Review written by Stijn "Metal Shredder" Daneels.


2 years ago, during the inaugural edition of the Doomsday festival in Zwevegem I first encountered this up and coming act called Growing Horns. Over the past couple of years I kept in touch with the band and frequently saw them perform in various venues in and around my local area. While I’ve always enjoyed Growing Horns perform live, I was getting more and more curious to get some recorded material in my shredding hands. And now that time has finally come…


“The Nobility of Pain” is the debut EP of the Belgian doom/sludge metal band Growing Horns after their formation in 2015. It’s an independent, 5-track release, personally sent to us by the band’s vocalist Dafus Demon. Thank you very much!

While Growing Horns may feel like a regular doom metal band at first but there are plenty of things that make this particular band stand out from many of its other brethren. First off, Growing Horns put a lot of emphasis on bass, adding a thunderous groove to their sound. In addition, there’s also much melody in the guitar-department and plenty of variety in terms of speed and overall feel, with certain parts on the EP having marching, groove metal inspired shredding while other sections feature the typically drawn-out doom riffs and finally there are the several psychedelic sludge parts.

There aren’t a lot of vocals in those tracks and when vocalist Dafus does come up, his style mainly consists of whispering, hissing, growling and other demonic sounds. His voice is often heard in the background with the bass, drums and guitars taking center-stage. To great effect, not because Dafus is a poor vocalist (far from it), but because his crispy voice further adds to the dark and brooding atmosphere of Growing Horns’ sound. Like an infernal priest reading hellish incantations over the furiously pounding beats or the whispers of a dying man in a post-apocalyptic world.

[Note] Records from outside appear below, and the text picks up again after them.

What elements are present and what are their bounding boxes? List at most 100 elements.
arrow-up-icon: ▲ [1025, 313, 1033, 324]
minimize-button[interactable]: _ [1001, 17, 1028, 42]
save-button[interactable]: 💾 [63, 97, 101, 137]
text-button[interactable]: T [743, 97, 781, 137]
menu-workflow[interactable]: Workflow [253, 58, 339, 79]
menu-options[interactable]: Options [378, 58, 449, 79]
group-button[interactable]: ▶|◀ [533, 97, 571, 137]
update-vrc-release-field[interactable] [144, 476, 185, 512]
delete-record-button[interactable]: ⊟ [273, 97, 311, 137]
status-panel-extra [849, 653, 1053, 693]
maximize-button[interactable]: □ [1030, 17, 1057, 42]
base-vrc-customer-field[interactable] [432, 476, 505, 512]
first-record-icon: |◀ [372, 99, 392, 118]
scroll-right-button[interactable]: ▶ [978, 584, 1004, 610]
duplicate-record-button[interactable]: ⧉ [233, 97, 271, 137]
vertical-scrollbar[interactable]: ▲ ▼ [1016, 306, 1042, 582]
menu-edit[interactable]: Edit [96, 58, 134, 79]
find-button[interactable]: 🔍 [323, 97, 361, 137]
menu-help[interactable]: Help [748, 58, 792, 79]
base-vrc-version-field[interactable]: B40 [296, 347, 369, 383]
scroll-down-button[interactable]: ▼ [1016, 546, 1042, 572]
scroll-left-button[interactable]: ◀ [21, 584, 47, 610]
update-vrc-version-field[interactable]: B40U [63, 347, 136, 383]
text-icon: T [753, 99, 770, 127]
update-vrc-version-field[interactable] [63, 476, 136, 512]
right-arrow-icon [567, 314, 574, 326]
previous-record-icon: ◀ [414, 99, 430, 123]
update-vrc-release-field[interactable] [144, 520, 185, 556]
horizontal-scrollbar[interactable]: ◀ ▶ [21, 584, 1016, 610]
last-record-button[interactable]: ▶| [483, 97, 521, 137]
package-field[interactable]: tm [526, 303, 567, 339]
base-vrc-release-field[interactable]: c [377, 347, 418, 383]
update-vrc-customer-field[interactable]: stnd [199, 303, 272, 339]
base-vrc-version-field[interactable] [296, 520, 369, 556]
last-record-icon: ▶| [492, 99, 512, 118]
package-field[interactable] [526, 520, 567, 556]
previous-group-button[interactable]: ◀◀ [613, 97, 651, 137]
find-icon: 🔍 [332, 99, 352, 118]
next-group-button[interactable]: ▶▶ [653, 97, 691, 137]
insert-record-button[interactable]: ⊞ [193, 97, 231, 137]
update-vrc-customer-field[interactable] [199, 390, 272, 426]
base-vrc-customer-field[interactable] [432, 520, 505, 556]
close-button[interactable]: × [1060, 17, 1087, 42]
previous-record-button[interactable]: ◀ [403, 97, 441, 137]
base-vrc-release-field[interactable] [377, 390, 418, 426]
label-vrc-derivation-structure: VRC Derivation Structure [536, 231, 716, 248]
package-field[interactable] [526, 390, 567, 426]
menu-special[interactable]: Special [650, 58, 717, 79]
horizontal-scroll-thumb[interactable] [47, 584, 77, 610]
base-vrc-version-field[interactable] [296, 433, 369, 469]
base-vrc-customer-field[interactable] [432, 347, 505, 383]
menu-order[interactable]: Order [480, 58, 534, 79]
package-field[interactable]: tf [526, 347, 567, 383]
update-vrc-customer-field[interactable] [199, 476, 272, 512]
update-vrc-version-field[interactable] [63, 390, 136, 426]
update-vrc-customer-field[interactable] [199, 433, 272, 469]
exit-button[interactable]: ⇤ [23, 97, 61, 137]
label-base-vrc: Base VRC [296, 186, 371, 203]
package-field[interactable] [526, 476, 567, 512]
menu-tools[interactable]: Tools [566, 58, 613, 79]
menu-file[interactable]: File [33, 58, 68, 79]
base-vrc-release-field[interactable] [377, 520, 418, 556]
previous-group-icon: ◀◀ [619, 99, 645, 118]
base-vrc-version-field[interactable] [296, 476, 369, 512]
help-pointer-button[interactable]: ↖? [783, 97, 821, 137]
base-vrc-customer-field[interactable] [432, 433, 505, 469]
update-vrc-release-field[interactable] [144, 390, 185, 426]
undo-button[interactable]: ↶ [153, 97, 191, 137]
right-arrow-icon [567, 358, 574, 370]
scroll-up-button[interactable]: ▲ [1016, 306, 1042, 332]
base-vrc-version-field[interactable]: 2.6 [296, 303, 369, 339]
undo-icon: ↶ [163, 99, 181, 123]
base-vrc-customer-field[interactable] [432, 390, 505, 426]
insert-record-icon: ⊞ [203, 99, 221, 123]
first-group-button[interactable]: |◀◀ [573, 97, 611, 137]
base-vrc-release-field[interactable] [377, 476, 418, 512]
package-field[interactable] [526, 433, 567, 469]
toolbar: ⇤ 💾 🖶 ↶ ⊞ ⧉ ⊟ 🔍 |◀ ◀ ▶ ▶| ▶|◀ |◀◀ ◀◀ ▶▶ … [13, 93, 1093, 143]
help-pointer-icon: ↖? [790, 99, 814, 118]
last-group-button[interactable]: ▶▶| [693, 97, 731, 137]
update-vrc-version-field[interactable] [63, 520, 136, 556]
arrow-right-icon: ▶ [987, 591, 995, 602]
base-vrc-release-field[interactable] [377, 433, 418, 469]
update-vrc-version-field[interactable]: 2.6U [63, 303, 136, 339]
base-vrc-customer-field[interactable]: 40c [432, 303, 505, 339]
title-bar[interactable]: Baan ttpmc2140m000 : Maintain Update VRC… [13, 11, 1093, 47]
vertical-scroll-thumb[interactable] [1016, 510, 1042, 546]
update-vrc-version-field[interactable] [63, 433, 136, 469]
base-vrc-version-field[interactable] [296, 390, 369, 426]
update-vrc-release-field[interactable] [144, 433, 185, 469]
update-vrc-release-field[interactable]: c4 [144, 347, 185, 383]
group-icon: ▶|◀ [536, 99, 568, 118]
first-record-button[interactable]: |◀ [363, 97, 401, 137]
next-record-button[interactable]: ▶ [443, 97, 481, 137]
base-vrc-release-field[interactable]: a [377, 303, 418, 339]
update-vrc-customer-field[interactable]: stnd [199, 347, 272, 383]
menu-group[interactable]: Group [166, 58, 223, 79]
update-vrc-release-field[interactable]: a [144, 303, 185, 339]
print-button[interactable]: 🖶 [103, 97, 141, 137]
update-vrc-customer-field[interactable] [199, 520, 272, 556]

Pain is the central theme on Growing Horns’ debut EP. Physical and mental pain, social oppression and cynicism towards the world are all represented here with the EP’s ending song “2084” paying homage to George Orwell’s iconic dystopian novel 1984. The EP’s cover art features references to the EP’s five songs as well as the band’s multi-horned ram-headed mascot ready to butcher an angel. The whole cover is drawn in black & brown and looks very comic-book like. I certainly enjoy the artistic style of this cover.


2084 is my personal favorite tune on the album. Starting off with a weary sense of doom but gradually getting more upbeat and eventually exploding into a beautiful dual guitar solo and finally with some peaceful piano tunes. It’s like the people of Oceania finally fighting and successfully destroying the oppressive Ingsoc regime, earning their freedom. Just like in the iconic Apple Macintouch Super Bowl commercial.

Personally I did feel that the songs “We’re All Made Of Scars,” and “Butcher’s Blues” took a bit too long to get started. Both songs begin with a minute-long ambient section and feel unnecessary. Good thing both tracks get to their juicy meat straight thereafter.


8 hammer throws out of 10. Growing Horns takes the tried-and-true doom and sludge formulas and injects them with a very healthy dose of melody, pacing and atmosphere. Add to that an awesome lot of bass and spices of thrash, death and groove metal and you’ve got one horny package! So enjoy “2084” and let us all work together to make sure 2084 won’t be like 2084.